Join GitHub today
GitHub is home to over 28 million developers working together to host and review code, manage projects, and build software together.Sign up
Proposal: Use graph search to find valid chains of relevant docker build cache hits #20304
Proposal: Use graph search to find valid chains of relevant docker build cache hits
Summary: As a build tool, it's not enough to sort by build cache item recency and only pick the most recent image. Cache miss event should cause the builder to backtrack (recursive graph traversal etc) and try the next most recent available matching image, until it exhausts all available image options, at which point it should recursively backtrack to the previous Dockerfile step and repeat the exhaustive search.
Otherwise, the docker build tool will not find the right cache hits even though the cached layers and/or images are technically available. This bug causes a significant amount of rebuilds and cache misses.
Reproducing the bug: Unexpected cache miss after successful build --no-cache
Scenario: a Dockerfile, a git repository, two git branches, one branch has a Dockerfile with N lines last one is "RUN echo beep >> /tmp/beep.txt", other branch has a Dockerfile with same N lines except last one is instead "RUN echo bloop >> /tmp/bloop.txt".
Run docker build on both branches, once on the first branch, then once on the second branch, and finally a third time on the first branch and second branch, to show that the docker build cache is working correctly. The first and second build should have some cache misses, first because the Dockerfile is new, and the second because the new Dockerfile line is also new, as expected. The final two out of the four runs should have only cache hits and those two should never have any cache misses, as expected. This works fine, as expected.
However, after a successful build --no-cache, a subsequent (regular) "docker build" run on the other branch will fail to avoid cache misses. This is unexpected because valid correct intermediate images are still available in the docker build cache, and they are still valid according to all of the cache hit rules.
It's not enough to sort by build cache item recency and only pick the most recent image. Cache miss event should cause the builder to backtrack (recursive graph traversal etc) and try the next most recent available matching image, until it exhausts all available image options, at which point it should recursively backtrack to the previous Dockerfile step and repeat the exhaustive search.
"Use the most recent image from the build cache" will fail after using --no-cache because "last known most recently matching image" will naturally not have any relevant child images in the build cache, despite there being working prior images in the build cache that could conceivably be used to correctly satisfy the build. The "last known most recently matching image" will be whatever image was recently created during --no-cache, and therefore have none of the children from previous cached builds. Meanwhile the build cache is still present and available and has useful things inside.

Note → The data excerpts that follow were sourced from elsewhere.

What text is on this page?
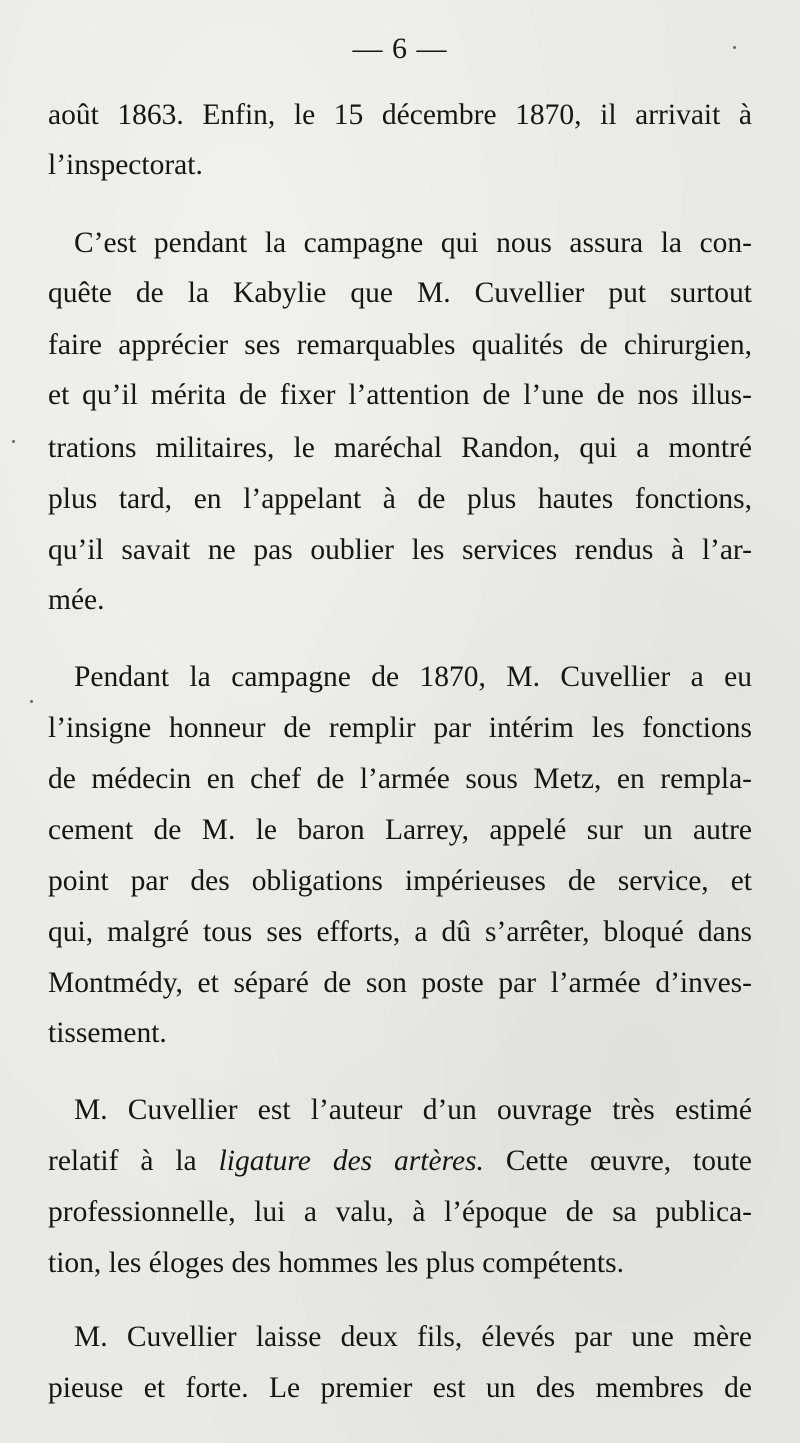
— 6 —
août 1863. Enfin, le 15 décembre 1870, il arrivait à
l’inspectorat.
C’est pendant la campagne qui nous assura la con-
quête de la Kabylie que M. Cuvellier put surtout
faire apprécier ses remarquables qualités de chirurgien,
et qu’il mérita de fixer l’attention de l’une de nos illus-
trations militaires, le maréchal Randon, qui a montré
plus tard, en l’appelant à de plus hautes fonctions,
qu’il savait ne pas oublier les services rendus à l’ar-
mée.
Pendant la campagne de 1870, M. Cuvellier a eu
l’insigne honneur de remplir par intérim les fonctions
de médecin en chef de l’armée sous Metz, en rempla-
cement de M. le baron Larrey, appelé sur un autre
point par des obligations impérieuses de service, et
qui, malgré tous ses efforts, a dû s’arrêter, bloqué dans
Montmédy, et séparé de son poste par l’armée d’inves-
tissement.
M. Cuvellier est l’auteur d’un ouvrage très estimé
relatif à la ligature des artères. Cette œuvre, toute
professionnelle, lui a valu, à l’époque de sa publica-
tion, les éloges des hommes les plus compétents.
M. Cuvellier laisse deux fils, élevés par une mère
pieuse et forte. Le premier est un des membres de
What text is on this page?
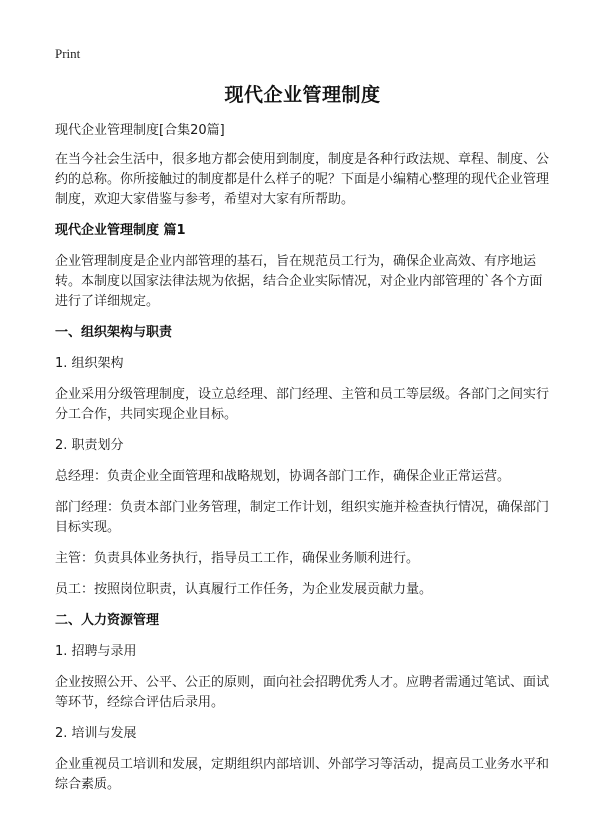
Print
现代企业管理制度
现代企业管理制度[合集20篇]
在当今社会生活中，很多地方都会使用到制度，制度是各种行政法规、章程、制度、公约的总称。你所接触过的制度都是什么样子的呢？下面是小编精心整理的现代企业管理制度，欢迎大家借鉴与参考，希望对大家有所帮助。
现代企业管理制度 篇1
企业管理制度是企业内部管理的基石，旨在规范员工行为，确保企业高效、有序地运转。本制度以国家法律法规为依据，结合企业实际情况，对企业内部管理的`各个方面进行了详细规定。
一、组织架构与职责
1. 组织架构
企业采用分级管理制度，设立总经理、部门经理、主管和员工等层级。各部门之间实行分工合作，共同实现企业目标。
2. 职责划分
总经理：负责企业全面管理和战略规划，协调各部门工作，确保企业正常运营。
部门经理：负责本部门业务管理，制定工作计划，组织实施并检查执行情况，确保部门目标实现。
主管：负责具体业务执行，指导员工工作，确保业务顺利进行。
员工：按照岗位职责，认真履行工作任务，为企业发展贡献力量。
二、人力资源管理
1. 招聘与录用
企业按照公开、公平、公正的原则，面向社会招聘优秀人才。应聘者需通过笔试、面试等环节，经综合评估后录用。
2. 培训与发展
企业重视员工培训和发展，定期组织内部培训、外部学习等活动，提高员工业务水平和综合素质。
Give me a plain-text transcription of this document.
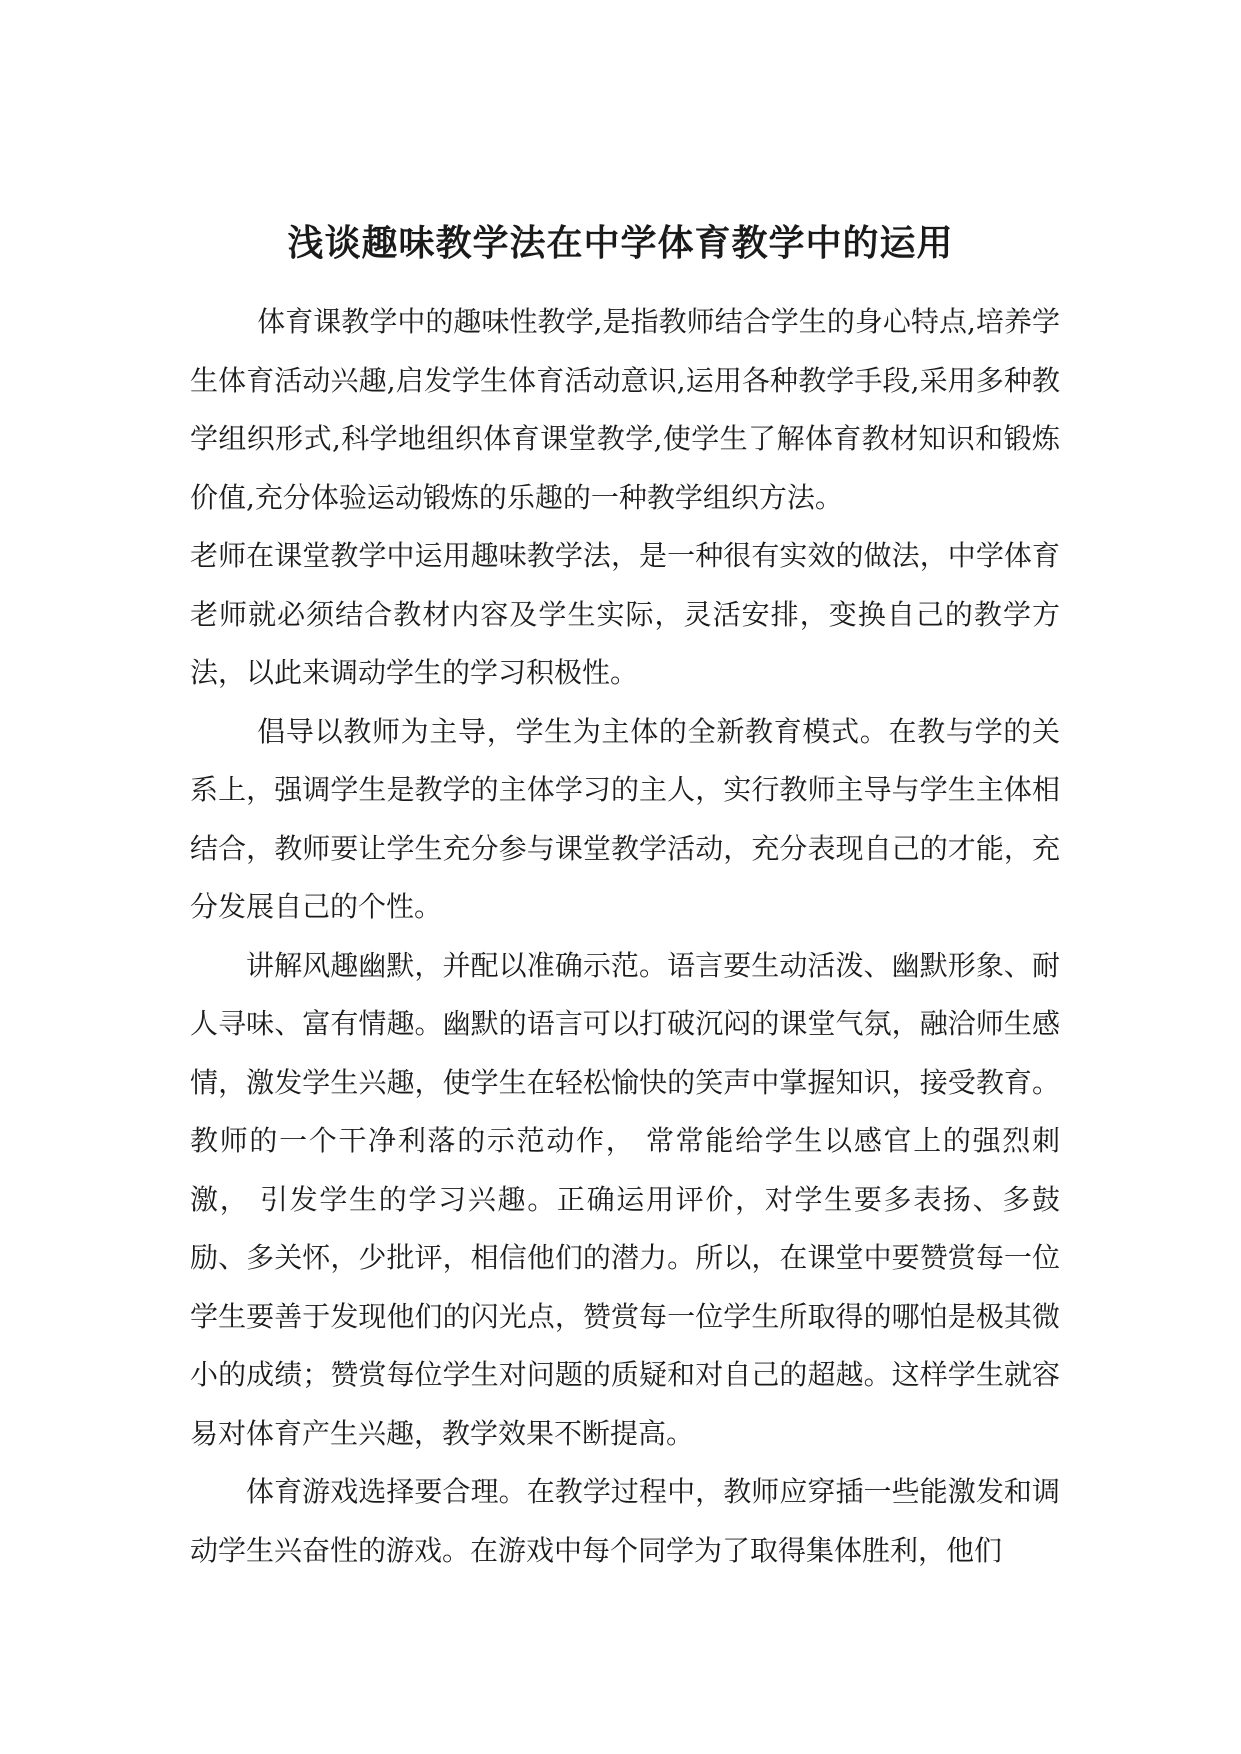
浅谈趣味教学法在中学体育教学中的运用

体育课教学中的趣味性教学,是指教师结合学生的身心特点,培养学生体育活动兴趣,启发学生体育活动意识,运用各种教学手段,采用多种教学组织形式,科学地组织体育课堂教学,使学生了解体育教材知识和锻炼价值,充分体验运动锻炼的乐趣的一种教学组织方法。

老师在课堂教学中运用趣味教学法，是一种很有实效的做法，中学体育老师就必须结合教材内容及学生实际，灵活安排，变换自己的教学方法，以此来调动学生的学习积极性。

倡导以教师为主导，学生为主体的全新教育模式。在教与学的关系上，强调学生是教学的主体学习的主人，实行教师主导与学生主体相结合，教师要让学生充分参与课堂教学活动，充分表现自己的才能，充分发展自己的个性。

讲解风趣幽默，并配以准确示范。语言要生动活泼、幽默形象、耐人寻味、富有情趣。幽默的语言可以打破沉闷的课堂气氛，融洽师生感情，激发学生兴趣，使学生在轻松愉快的笑声中掌握知识，接受教育。教师的一个干净利落的示范动作， 常常能给学生以感官上的强烈刺激， 引发学生的学习兴趣。正确运用评价，对学生要多表扬、多鼓励、多关怀，少批评，相信他们的潜力。所以，在课堂中要赞赏每一位学生要善于发现他们的闪光点，赞赏每一位学生所取得的哪怕是极其微小的成绩；赞赏每位学生对问题的质疑和对自己的超越。这样学生就容易对体育产生兴趣，教学效果不断提高。

体育游戏选择要合理。在教学过程中，教师应穿插一些能激发和调动学生兴奋性的游戏。在游戏中每个同学为了取得集体胜利，他们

Generally, the builder should prefer to select any satisfactory set of cached images, as long as the build is still estimated to be the correct build. Until the builder has a complete plan, it should prefer the plans that have the lowest cumulative cache miss score. Since this requires essentially a graph search algorithm, basic heuristics could be used for how long to grind on the graph search problem. Since fresh builds can take lots of time, it seems reasonable to spend entire seconds working on the graph search problem, or even allow the user to configure how long to search by an API parameter when starting the builder.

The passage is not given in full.